In effetti il biologico che troviamo nei supermercati
è molto diverso rispetto a quello che vorremmo. Quello della grande
distribuzione organizzata è un biologico che non si preoccupa del corretto
trattamento dei lavoratori e di eventuali situazioni di caporalato. Non si cura
dell’impatto in termini di CO2: per cui distribuisce pomodori che arrivano
dall’Argentina oppure fragole fuori stagione. Non è interessato a sostenere gli
agricoltori, sui quali quindi ricade interamente il rischio di impresa. A tal
proposito Bocci ricorda un’esperienza diretta. Mentre nel passato le aziende
per la lavorazione dei piselli stipulavano degli accordi con i quali si
impegnavano ad acquistare il raccolto degli agricoltori, adesso questo non
accade più: se la grande distribuzione decide, per qualunque motivo, di non
acquistare più quei prodotti ecco che l’agricoltore si ritrova
nell’impossibilità di vendere il suo raccolto. La filiera produttiva ha assunto
una forma a clessidra il cui snodo fondamentale è rappresentato proprio dalla
grande distribuzione, che oramai detta le regole a tutti, non solo ai
consumatori o ai piccoli produttori, ma anche alla stessa agro-industria.

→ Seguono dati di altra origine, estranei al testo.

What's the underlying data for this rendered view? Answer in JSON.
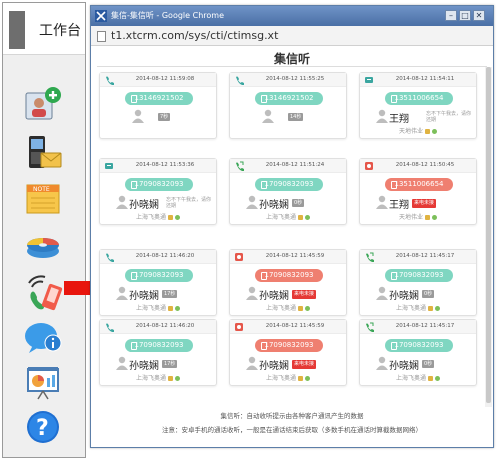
{
  "dock": {
    "title": "工作台",
    "items": [
      {
        "icon": "add-contact-icon"
      },
      {
        "icon": "phone-message-icon"
      },
      {
        "icon": "note-icon"
      },
      {
        "icon": "disk-icon"
      },
      {
        "icon": "mobile-call-icon"
      },
      {
        "icon": "info-chat-icon"
      },
      {
        "icon": "presentation-icon"
      },
      {
        "icon": "help-icon"
      }
    ]
  },
  "window": {
    "title": "集信-集信听 - Google Chrome",
    "url": "t1.xtcrm.com/sys/cti/ctimsg.xt",
    "buttons": {
      "minimize": "–",
      "maximize": "□",
      "close": "✕"
    }
  },
  "page": {
    "title": "集信听",
    "footer_line1": "集信听：自动收听提示由各种客户通讯产生的数据",
    "footer_line2": "注意：安卓手机的通话收听，一般是在通话结束后获取（多数手机在通话时算截数据网络）"
  },
  "colors": {
    "pill_green": "#7fd6c1",
    "pill_red": "#ef7f70",
    "badge_red": "#e53935",
    "arrow": "#e8150d"
  },
  "cards": [
    {
      "time": "2014-08-12 11:59:08",
      "icon": "phone-in-icon",
      "number": "13146921502",
      "pill": "green",
      "name": "",
      "duration": "7秒",
      "note": "",
      "badge": "",
      "footer": ""
    },
    {
      "time": "2014-08-12 11:55:25",
      "icon": "phone-in-icon",
      "number": "13146921502",
      "pill": "green",
      "name": "",
      "duration": "14秒",
      "note": "",
      "badge": "",
      "footer": ""
    },
    {
      "time": "2014-08-12 11:54:11",
      "icon": "sms-icon",
      "number": "13511006654",
      "pill": "green",
      "name": "王翔",
      "duration": "",
      "note": "忘不下午我去，请你还期",
      "badge": "",
      "footer": "天地伟业"
    },
    {
      "time": "2014-08-12 11:53:36",
      "icon": "sms-icon",
      "number": "17090832093",
      "pill": "green",
      "name": "孙晓娴",
      "duration": "",
      "note": "忘不下午我去，请你还期",
      "badge": "",
      "footer": "上海飞奥通"
    },
    {
      "time": "2014-08-12 11:51:24",
      "icon": "phone-out-icon",
      "number": "17090832093",
      "pill": "green",
      "name": "孙晓娴",
      "duration": "0秒",
      "note": "",
      "badge": "",
      "footer": "上海飞奥通"
    },
    {
      "time": "2014-08-12 11:50:45",
      "icon": "missed-call-icon",
      "number": "13511006654",
      "pill": "red",
      "name": "王翔",
      "duration": "",
      "note": "",
      "badge": "来电未接",
      "footer": "天地伟业"
    },
    {
      "time": "2014-08-12 11:46:20",
      "icon": "phone-in-icon",
      "number": "17090832093",
      "pill": "green",
      "name": "孙晓娴",
      "duration": "17秒",
      "note": "",
      "badge": "",
      "footer": "上海飞奥通"
    },
    {
      "time": "2014-08-12 11:45:59",
      "icon": "missed-call-icon",
      "number": "17090832093",
      "pill": "red",
      "name": "孙晓娴",
      "duration": "",
      "note": "",
      "badge": "来电未接",
      "footer": "上海飞奥通"
    },
    {
      "time": "2014-08-12 11:45:17",
      "icon": "phone-out-icon",
      "number": "17090832093",
      "pill": "green",
      "name": "孙晓娴",
      "duration": "0秒",
      "note": "",
      "badge": "",
      "footer": "上海飞奥通"
    },
    {
      "time": "2014-08-12 11:46:20",
      "icon": "phone-in-icon",
      "number": "17090832093",
      "pill": "green",
      "name": "孙晓娴",
      "duration": "17秒",
      "note": "",
      "badge": "",
      "footer": "上海飞奥通"
    },
    {
      "time": "2014-08-12 11:45:59",
      "icon": "missed-call-icon",
      "number": "17090832093",
      "pill": "red",
      "name": "孙晓娴",
      "duration": "",
      "note": "",
      "badge": "来电未接",
      "footer": "上海飞奥通"
    },
    {
      "time": "2014-08-12 11:45:17",
      "icon": "phone-out-icon",
      "number": "17090832093",
      "pill": "green",
      "name": "孙晓娴",
      "duration": "0秒",
      "note": "",
      "badge": "",
      "footer": "上海飞奥通"
    }
  ]
}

Allora che fare? La parola d’ordine è, secondo Bocci,
diversificazione. «Ci siamo accorti ‒ sottolinea ‒ che quel concetto di
diversificazione dei semi, di cui la Rete Semi Rurali si è fatta promotrice,
quindi l’idea di avere semi differenti per diversi contesti, va portata ed
estesa a tutti gli ambiti. Non c’è un’unica soluzione ma tante misure che vanno
messe in campo in una visione organica e coerente». Abbiamo bisogno pertanto di
una diversificazione del modello distributivo e logistico. Che permetta di
ripristinare un’alleanza tra consumatori e agricoltori, consentendo, ad
esempio, di condividere il rischio di impresa di questi ultimi. Abbiamo bisogno
al contempo di un modello che non poggi esclusivamente sul volontariato, come
nel caso dei gruppi di acquisto solidale, ma che sperimenti più soluzioni e che
soprattutto abbia una forza economica intrinseca. Abbiamo bisogno di una
politica economica che indirizzi e privilegi un certo modello economico.

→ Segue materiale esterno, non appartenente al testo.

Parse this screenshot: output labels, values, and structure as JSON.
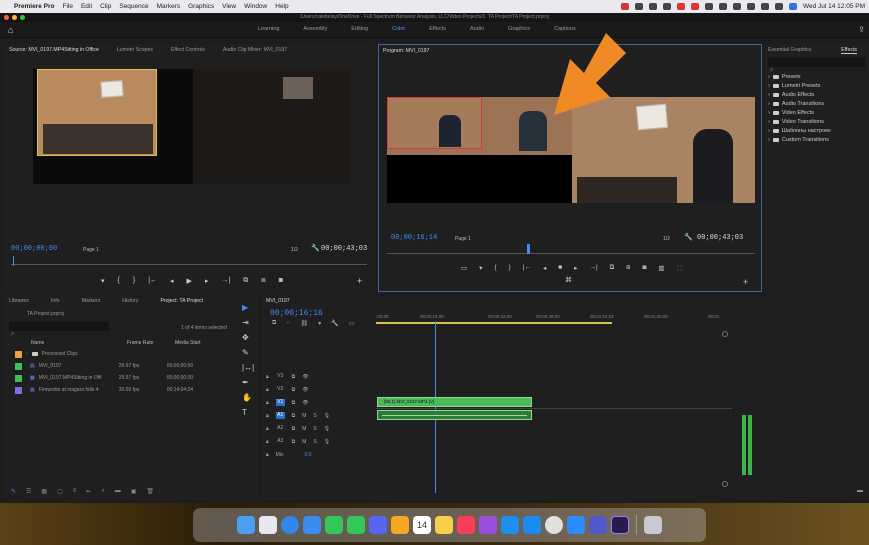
{
  "menubar": {
    "app_name": "Premiere Pro",
    "items": [
      "File",
      "Edit",
      "Clip",
      "Sequence",
      "Markers",
      "Graphics",
      "View",
      "Window",
      "Help"
    ],
    "datetime": "Wed Jul 14  12:05 PM"
  },
  "titlebar": {
    "document_path": "/Users/calebelay/OneDrive - Full Spectrum Behavior Analysis, LLC/Video Projects/1. TA Project/TA Project.prproj"
  },
  "workspaces": {
    "tabs": [
      "Learning",
      "Assembly",
      "Editing",
      "Color",
      "Effects",
      "Audio",
      "Graphics",
      "Captions"
    ],
    "active": "Color"
  },
  "source_panel": {
    "tabs": [
      "Source: MVI_0197.MP4Sitting in Office",
      "Lumetri Scopes",
      "Effect Controls",
      "Audio Clip Mixer: MVI_0197"
    ],
    "timecode_in": "00;00;00;00",
    "page_label": "Page 1",
    "zoom": "1/2",
    "duration": "00;00;43;03"
  },
  "program_panel": {
    "tab": "Program: MVI_0197",
    "timecode": "00;00;16;14",
    "page_label": "Page 1",
    "zoom": "1/2",
    "duration": "00;00;43;03"
  },
  "effects_panel": {
    "tabs": [
      "Essential Graphics",
      "Effects"
    ],
    "items": [
      "Presets",
      "Lumetri Presets",
      "Audio Effects",
      "Audio Transitions",
      "Video Effects",
      "Video Transitions",
      "Шаблоны настроек",
      "Custom Transitions"
    ]
  },
  "project_panel": {
    "tabs": [
      "Libraries",
      "Info",
      "Markers",
      "History",
      "Project: TA Project"
    ],
    "project_file": "TA Project.prproj",
    "selection_info": "1 of 4 items selected",
    "columns": [
      "Name",
      "Frame Rate",
      "Media Start"
    ],
    "rows": [
      {
        "name": "Processed Clips",
        "fps": "",
        "start": "",
        "color": "#e8a33a",
        "kind": "bin"
      },
      {
        "name": "MVI_0197",
        "fps": "29.97 fps",
        "start": "00;00;00;00",
        "color": "#3fbf5a",
        "kind": "sequence"
      },
      {
        "name": "MVI_0197.MP4Sitting in Offi",
        "fps": "29.97 fps",
        "start": "00;00;00;00",
        "color": "#3fbf5a",
        "kind": "clip"
      },
      {
        "name": "Fireworks at niagara falls 4",
        "fps": "30.00 fps",
        "start": "00;14;04;04",
        "color": "#7e6ee0",
        "kind": "clip"
      }
    ]
  },
  "timeline": {
    "tab": "MVI_0197",
    "timecode": "00;00;16;16",
    "ruler_ticks": [
      ";00;00",
      "00;00;16;00",
      "00;00;32;00",
      "00;00;48;00",
      "00;01;04;02",
      "00;01;20;02",
      "00;01"
    ],
    "tracks": [
      "V3",
      "V2",
      "V1",
      "A1",
      "A2",
      "A3",
      "Mix"
    ],
    "mix_value": "0.0",
    "clip_label": "[90,1] MVI_0197.MP4 [V]"
  },
  "colors": {
    "accent": "#3d8df5",
    "panel_bg": "#1f1f1f",
    "clip_green": "#4cb857",
    "arrow": "#f08a25"
  }
}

Ma la diversificazione la dobbiamo portare anche negli
stili di vita di noi cittadini. Abbiamo bisogno di diversificazione della dieta
alimentare, da realizzare dando priorità a quell’educazione alimentare che ‒
sottolinea Bocci ‒ andrebbe trattata come un diritto di cittadinanza. Perché
non possiamo delegare tutto alla politica e al Ministero della Transizione
Economica: «L’educazione alimentare è importante perché soltanto se si capisce
la fatica che c’è dietro la produzione di un bene, sono disposto a pagare il
giusto prezzo. Adesso nessuno lavora più i campi. Se tutto si riduce al prezzo,
allora le dinamiche sociali legate al cibo vengono dimenticate».
Concludiamo l’intervista con l’invito di Bocci a
leggere, informarsi, essere curiosi. Perché non è con la delega ma diventando
cittadini protagonisti che possiamo costruire un mondo diverso.